De la neige et du climat : l’édito de Fabrice Grosfilley

Ce vendredi, Fabrice Grosfilley évoque dans son édito la météo et les changements climatiques.

Aujourd’hui, il a neigé, sur la Région bruxelloise et sur l’ensemble de la Belgique. Ce n’est pas un évènement exceptionnel. Mais l’attention qu’on y apporte est un petit rappel des changements qui nous attendent en matière de dérèglement climatique.

Ce n’est pas exceptionnel. Il est tout à fait normal qu’il puisse neiger au mois d’avril. L’an dernier, la neige était même arrivée un peu plus tard, le 6 avril, Bruxelles avait alors été recouverte de 6 centimètres de neige. Si on remonte un peu dans les statistiques, on avait une vingtaine de centimètres de neige à la fin du mois d’avril dans les Hautes Fagnes, en 2016, en 1999, en 1979, toutes ces années où on a pu skier fin avril dans les Ardennes. Les amateurs de sport se rappelleront aussi du 24 avril 1980, ou Liège Bastogne Liège se déroule en pleine tempête de neige avec une victoire du français Bernard Hinault, avec une cagoule sur la tête et des engelures aux doigts.

Donc non, d’un point de vue statistique, il n’est pas anormal qu’il neige en avril. Ce qui l’est plus en revanche, c’est d’avoir connu une période de redoux comme celle de ces dernières semaines. Ce n’est pas la neige qui devrait nous suspendre, c’est plutôt le contraste entre la fin mars et ce début d’avril. Parce que le mois de mars que nous venons de traverser a été exceptionnellement sec et ensoleillé.  Avec 2 millimètres de pluie seulement, ce qui est un record absolu, ce qui est 30 fois moins que la normale saisonnière.  Des températures qui sont montées jusqu’à 20 degrés et qui ont tourné en moyenne à 8,6, c’est un degré de plus que la moyenne.

Mais, on ne va pas confondre la météo et le climat. Le temps court et le temps long. Le dérèglement climatique ne s’observe pas sur quelques épisodes de froid ou de chaleur. Mais ce contraste entre mars et avril est un épisode annonciateur de ce qui nous attend dans le futur. Les rapports du GIEC, le groupe d’experts internationaux sur le climat, ne pointent pas seulement un réchauffement climatique, mais aussi un dérèglement climatique. Des phénomènes plus extrêmes, des contrastes plus forts. C’est exactement ce qui est en train de se passer. 

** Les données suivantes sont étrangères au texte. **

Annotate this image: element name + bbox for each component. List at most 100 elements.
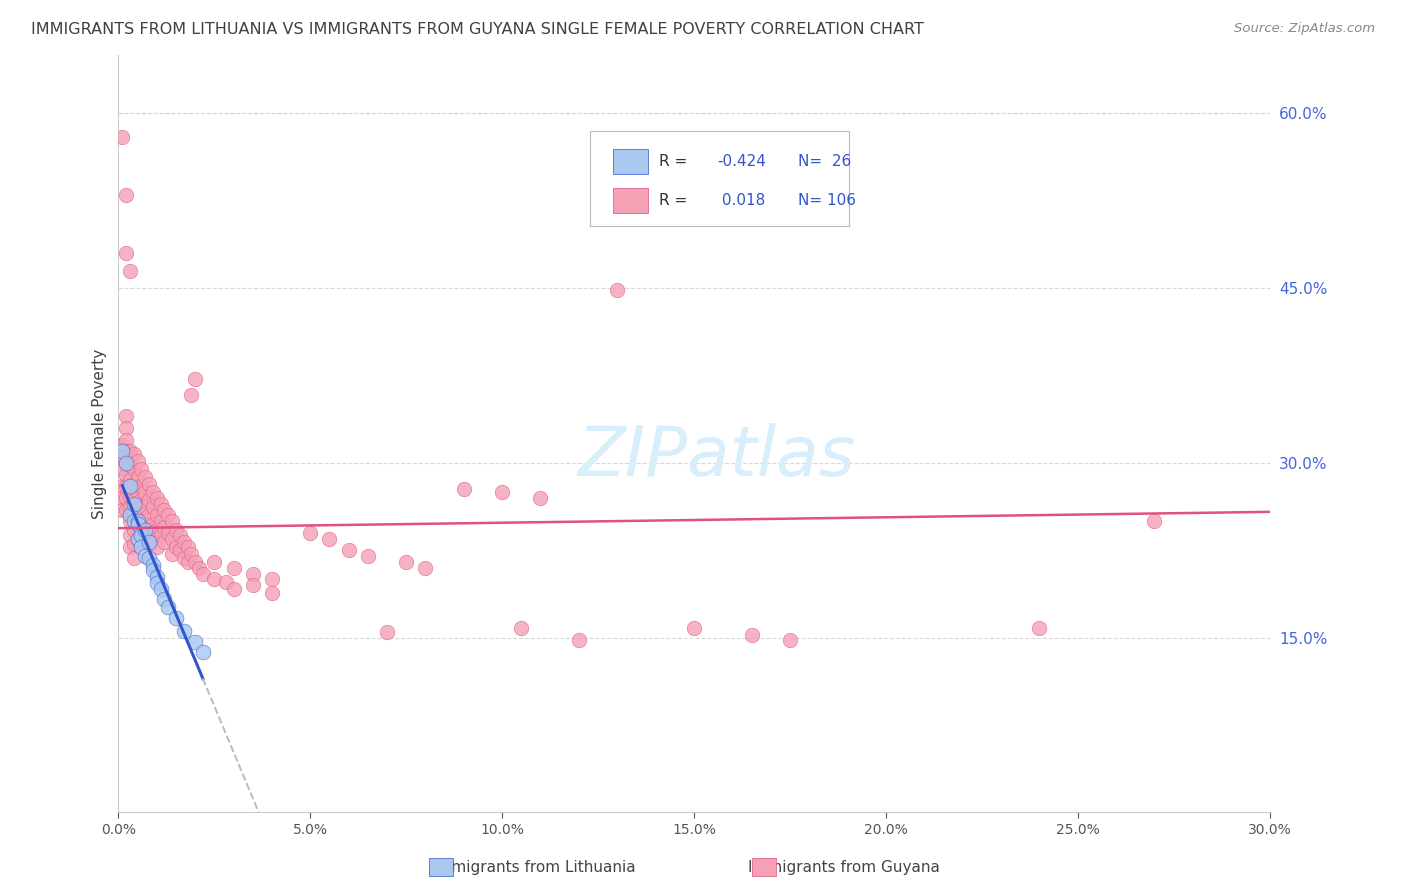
- Point: [184, 555, 207, 569]
- Point: [131, 524, 153, 538]
- Point: [142, 558, 165, 573]
- Point: [111, 438, 134, 452]
- Point: [111, 502, 134, 516]
- Point: [131, 528, 153, 542]
- Point: [115, 479, 138, 493]
- Point: [146, 540, 169, 554]
- Point: [169, 528, 191, 542]
- Point: [131, 461, 153, 475]
- Point: [115, 444, 138, 458]
- Point: [157, 525, 180, 540]
- Point: [122, 524, 145, 538]
- Point: [260, 586, 283, 600]
- Point: [146, 570, 169, 584]
- Point: [115, 421, 138, 435]
- Point: [153, 502, 176, 516]
- Point: [122, 493, 145, 508]
- Text: N= 106: N= 106: [797, 193, 856, 208]
- Point: [127, 516, 149, 531]
- Point: [191, 566, 214, 581]
- Text: Immigrants from Guyana: Immigrants from Guyana: [748, 860, 939, 874]
- Point: [176, 540, 198, 554]
- Point: [260, 573, 283, 587]
- Point: [127, 470, 149, 484]
- Point: [131, 540, 153, 554]
- Point: [242, 578, 264, 592]
- Point: [131, 493, 153, 508]
- Point: [138, 476, 160, 491]
- Point: [138, 551, 160, 566]
- Point: [138, 524, 160, 538]
- Point: [111, 129, 134, 144]
- Point: [149, 514, 172, 528]
- Point: [1028, 621, 1050, 635]
- Point: [122, 476, 145, 491]
- Point: [122, 497, 145, 511]
- Point: [184, 635, 207, 649]
- Text: R =: R =: [659, 193, 693, 208]
- Point: [176, 555, 198, 569]
- Point: [491, 485, 513, 500]
- Point: [134, 528, 156, 542]
- Point: [510, 621, 533, 635]
- Point: [118, 500, 141, 515]
- Point: [134, 549, 156, 563]
- Point: [202, 573, 225, 587]
- Point: [111, 491, 134, 505]
- Point: [122, 447, 145, 461]
- Point: [122, 461, 145, 475]
- Point: [568, 633, 591, 648]
- Point: [134, 516, 156, 531]
- Point: [169, 543, 191, 558]
- Point: [337, 543, 360, 558]
- Point: [188, 561, 211, 575]
- Point: [173, 624, 195, 638]
- Point: [395, 555, 418, 569]
- Point: [115, 456, 138, 470]
- Point: [173, 551, 195, 566]
- Point: [127, 532, 149, 546]
- Point: [453, 482, 475, 496]
- Point: [146, 524, 169, 538]
- Point: [118, 444, 141, 458]
- Point: [134, 524, 156, 538]
- Point: [157, 600, 180, 615]
- Point: [127, 500, 149, 515]
- Point: [115, 188, 138, 202]
- Point: [122, 508, 145, 523]
- Point: [111, 461, 134, 475]
- Point: [180, 388, 202, 402]
- Point: [127, 514, 149, 528]
- Point: [115, 246, 138, 260]
- Point: [146, 508, 169, 523]
- Text: -0.424: -0.424: [717, 153, 766, 169]
- Point: [153, 535, 176, 549]
- Point: [299, 525, 322, 540]
- Point: [127, 532, 149, 546]
- Point: [779, 633, 801, 648]
- Point: [131, 479, 153, 493]
- Point: [115, 456, 138, 470]
- Point: [191, 645, 214, 659]
- Point: [606, 284, 628, 298]
- Point: [153, 520, 176, 534]
- Point: [115, 491, 138, 505]
- Point: [142, 516, 165, 531]
- Point: [131, 508, 153, 523]
- Point: [118, 479, 141, 493]
- Point: [165, 540, 187, 554]
- Point: [529, 491, 551, 505]
- FancyBboxPatch shape: [591, 131, 849, 226]
- Point: [118, 489, 141, 503]
- Point: [357, 549, 380, 563]
- Point: [122, 514, 145, 528]
- Point: [127, 453, 149, 467]
- Point: [149, 528, 172, 542]
- Point: [138, 508, 160, 523]
- Point: [180, 547, 202, 561]
- Point: [160, 532, 183, 546]
- Point: [1143, 514, 1166, 528]
- Text: Immigrants from Lithuania: Immigrants from Lithuania: [433, 860, 636, 874]
- Point: [157, 508, 180, 523]
- Point: [118, 508, 141, 523]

Si on s’intéresse au temps long, qui correspond au climat, une nouvelle étude pointe depuis hier des phénomènes d’accélération du réchauffement climatique. C’est une étude du FMI, Fonds Monétaire International, pas vraiment des zozos ni des excités de l’environnement en temps normal. On peut y lire que pour le Moyen-Orient et l’Asie centrale, on a gagné 1,5  degré entre 1990 et maintenant, 1 degré et demi en 10 ans, c’est le double de ce qu’on observe au niveau mondial. Cela veut dire que dans ces régions-là, qui sont déjà arides, les dégâts à venir seront considérables. 

Si le FMI s’intéresse au climat, c’est bien parce que le dérèglement climatique est aussi une question économique. Notre petit épisode neigeux, pourrait ainsi avoir de lourdes répercussions sur le secteur arboricole. Les pommiers ou poiriers en bourgeons risquent de ne pas apprécier que notre thermomètre joue ainsi les montagnes russes. Et ce secteur n’est pas au bout de ses peines. Avec des précipitations aussi faibles, le risque de sécheresse pour l’été prochain n’est pas à écarter. C’est toute la cruauté de notre situation. Le dérèglement climatique, la guerre en Ukraine, l’épidémie de Covid ne sont pas des catastrophes qui se succèdent les unes aux autres. Ce sont des épreuves qui s’ajoutent les uns aux autres. Vouloir régler l’une en perdant l’autre des yeux serait un très mauvais réflexe.